Filmati e sanzionati: così si combatte la battaglia del rifiuto selvaggio

Nella sola Porto Cesareo dall'estate scorsa circa un centinaio fra turisti e residenti multati per 333 euro. Le foto trappole danno risultati. E aumenteranno di numero

PORTO CESAREO – Contro lo sporco più resistente non c’è detersivo che possa vincere la sfida: ci vuole il pugno di ferro. Anche perché lo sporco più resistente non sono, in questo caso, macchie e aloni sui pavimenti di casa, ma cumuli di spazzatura che si formano e si riformano di continuo negli angoli di città e paesi e nelle campagne. Di resistente e persistente, insomma, c’è la scarsa civiltà di troppi  salentini. E a Porto Cesareo e Torre Lapillo, località turistiche e quindi – purtroppo – fra le più soggette al fenomeno, le foto trappole iniziano a dare frutti.

Multe salate a quasi cento fra residenti e turisti

Inaugurate alla fine di giugno dello scorso anno, quando l’estate entrava nel vivo e, quindi, con una popolazione più che triplicata per l’arrivo di migliaia di vacanzieri, le foto trappole hanno già portato a quasi un centinaio di multe. E altri ancora sono stati immortalati proprio negli ultimi giorni mentre abbandonavano pattume in strada ignari di essere colti sul fatto dagli obiettivi mobili.

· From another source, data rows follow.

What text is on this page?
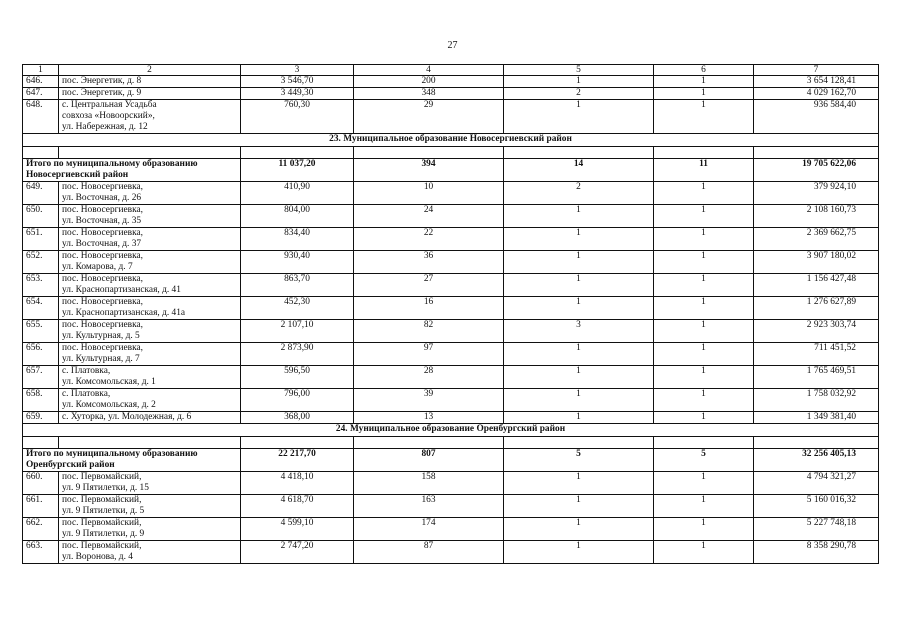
27
1	2	3	4	5	6	7
646.	пос. Энергетик, д. 8	3 546,70	200	1	1	3 654 128,41
647.	пос. Энергетик, д. 9	3 449,30	348	2	1	4 029 162,70
648.	с. Центральная Усадьба
совхоза «Новоорский»,
ул. Набережная, д. 12	760,30	29	1	1	936 584,40
23. Муниципальное образование Новосергиевский район						

Итого по муниципальному образованию
Новосергиевский район		11 037,20	394	14	11	19 705 622,06
649.	пос. Новосергиевка,
ул. Восточная, д. 26	410,90	10	2	1	379 924,10
650.	пос. Новосергиевка,
ул. Восточная, д. 35	804,00	24	1	1	2 108 160,73
651.	пос. Новосергиевка,
ул. Восточная, д. 37	834,40	22	1	1	2 369 662,75
652.	пос. Новосергиевка,
ул. Комарова, д. 7	930,40	36	1	1	3 907 180,02
653.	пос. Новосергиевка,
ул. Краснопартизанская, д. 41	863,70	27	1	1	1 156 427,48
654.	пос. Новосергиевка,
ул. Краснопартизанская, д. 41а	452,30	16	1	1	1 276 627,89
655.	пос. Новосергиевка,
ул. Культурная, д. 5	2 107,10	82	3	1	2 923 303,74
656.	пос. Новосергиевка,
ул. Культурная, д. 7	2 873,90	97	1	1	711 451,52
657.	с. Платовка,
ул. Комсомольская, д. 1	596,50	28	1	1	1 765 469,51
658.	с. Платовка,
ул. Комсомольская, д. 2	796,00	39	1	1	1 758 032,92
659.	с. Хуторка, ул. Молодежная, д. 6	368,00	13	1	1	1 349 381,40
24. Муниципальное образование Оренбургский район						

Итого по муниципальному образованию
Оренбургский район		22 217,70	807	5	5	32 256 405,13
660.	пос. Первомайский,
ул. 9 Пятилетки, д. 15	4 418,10	158	1	1	4 794 321,27
661.	пос. Первомайский,
ул. 9 Пятилетки, д. 5	4 618,70	163	1	1	5 160 016,32
662.	пос. Первомайский,
ул. 9 Пятилетки, д. 9	4 599,10	174	1	1	5 227 748,18
663.	пос. Первомайский,
ул. Воронова, д. 4	2 747,20	87	1	1	8 358 290,78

A ricevere le sanzioni, sia turisti poco rispettosi del luogo che li ospita, sia residenti ancor meno di quello in cui vivono. Ogni trasgressore di cui sia stata accertata l’identità, ha visto così recapitare a casa la notifica della polizia locale. Le multe, non certo roba da poco: stangate da 333 euro. Qualcuno, allora, forse ci penserà due volte prima di lanciare qualche sacchetto per strada.  

Ripulire: un onore che ricade in testa all'ente 

“Lungo le strade del comune e nelle loro pertinenze, nonché in aree ad elevato valore ambientale – spiega il sindaco di Porto Cesareo, Salvatore Albano -, vengono  abbandonate costantemente elevate quantità di rifiuti, anche speciali, con effetti devastanti sia sul piano della tutela ambientale, sia della normale convivenza civile”. “Tali abbandoni – prosegue il primo cittadino - creano aree degradate e situazioni di criticità anche sotto il profilo igienico-sanitario”. E non solo. Molti dimenticano un aspetto: “La rimozione di queste micro discariche comporta oneri non indifferenti per il bilancio dell'ente, che in gran parte vanno ingiustamente a gravare sui cittadini regolarmente iscritti nei ruoli della Tari”. Insomma, grazie alle foto trappole sono finalmente gli sporcaccioni a pagare di tasca propria la pulizia.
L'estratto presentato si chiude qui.